The mobile game's Finnish developer Rovio has paired up with the playground equipment specialist Lappset Group to create and maintain the parks.
They will feature interactive content and "exclusive" downloads. The first will be built in Finland this summer, with UK locations to follow.
An unauthorised Angry Birds park opened in China last year, but this marks the first official licensing deal.
The game - in which players use a slingshot to fling outsized birds at pigs hiding in destructible buildings - is the most popular paid-for mobile app of all time.
In addition to the game, the series has spawned a raft of merchandise such as cuddly toys and clothing.
The parks, the creators said, would encourage fans into more physical activity.
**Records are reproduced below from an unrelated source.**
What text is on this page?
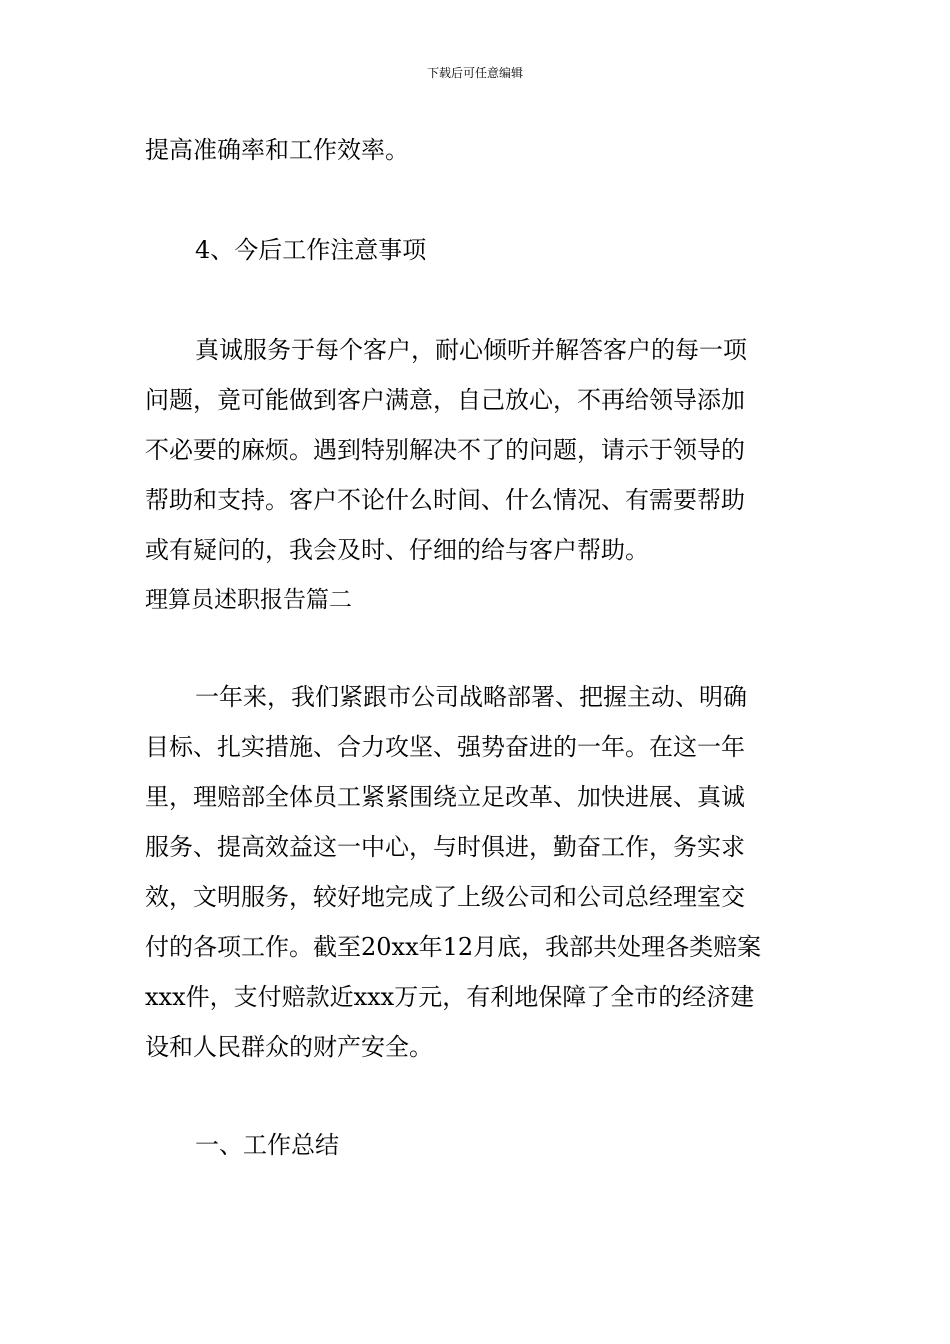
下载后可任意编辑
提高准确率和工作效率。
4、今后工作注意事项
真诚服务于每个客户，耐心倾听并解答客户的每一项
问题，竟可能做到客户满意，自己放心，不再给领导添加
不必要的麻烦。遇到特别解决不了的问题，请示于领导的
帮助和支持。客户不论什么时间、什么情况、有需要帮助
或有疑问的，我会及时、仔细的给与客户帮助。
理算员述职报告篇二
一年来，我们紧跟市公司战略部署、把握主动、明确
目标、扎实措施、合力攻坚、强势奋进的一年。在这一年
里，理赔部全体员工紧紧围绕立足改革、加快进展、真诚
服务、提高效益这一中心，与时俱进，勤奋工作，务实求
效，文明服务，较好地完成了上级公司和公司总经理室交
付的各项工作。截至20xx年12月底，我部共处理各类赔案
xxx件，支付赔款近xxx万元，有利地保障了全市的经济建
设和人民群众的财产安全。
一、工作总结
"Rovio wanted to invite people who play the game to not only sit inside on the sofa, but to go out, move themselves and have fun," Lappset's marketing director Johan Granholm told the BBC.
"You have large screens where you can play the games in the park. There's a tunnel that you have to run though at a certain speed - if you don't get there in time you get sprayed with water."
However, Mr Granholm reassured parents: "We don't shoot anything in the park, that's important to say!"
Theresa Wise, a media consultant, told the BBC that while Angry Birds-related products had seen considerable success, moving into physical experiences was a difficult step for any brand.
"These things need a lot of maintenance, there's safety issues - if people film somebody coming a cropper on something, you need a whole marketing team to deal with it.
"There are many many more aspects to getting that stuff wrong and destroying the brand."
Since its release in 2009, Angry Birds has been downloaded well over 10 million times - even by British Prime Minister David Cameron.
Ms Wise added that Rovio needed to pay close attention to the future of their brand to ensure the Angry Birds franchise did not fizzle out after its early success.
"I think the big issue with all games publishing companies is that you can have a bit of a one-hit wonder on your hands.
"It's like any business - you need to have a pipeline, and you need things coming to market.
"However good the brand and the game, you've really got to bring innovation or else it gets overtaken."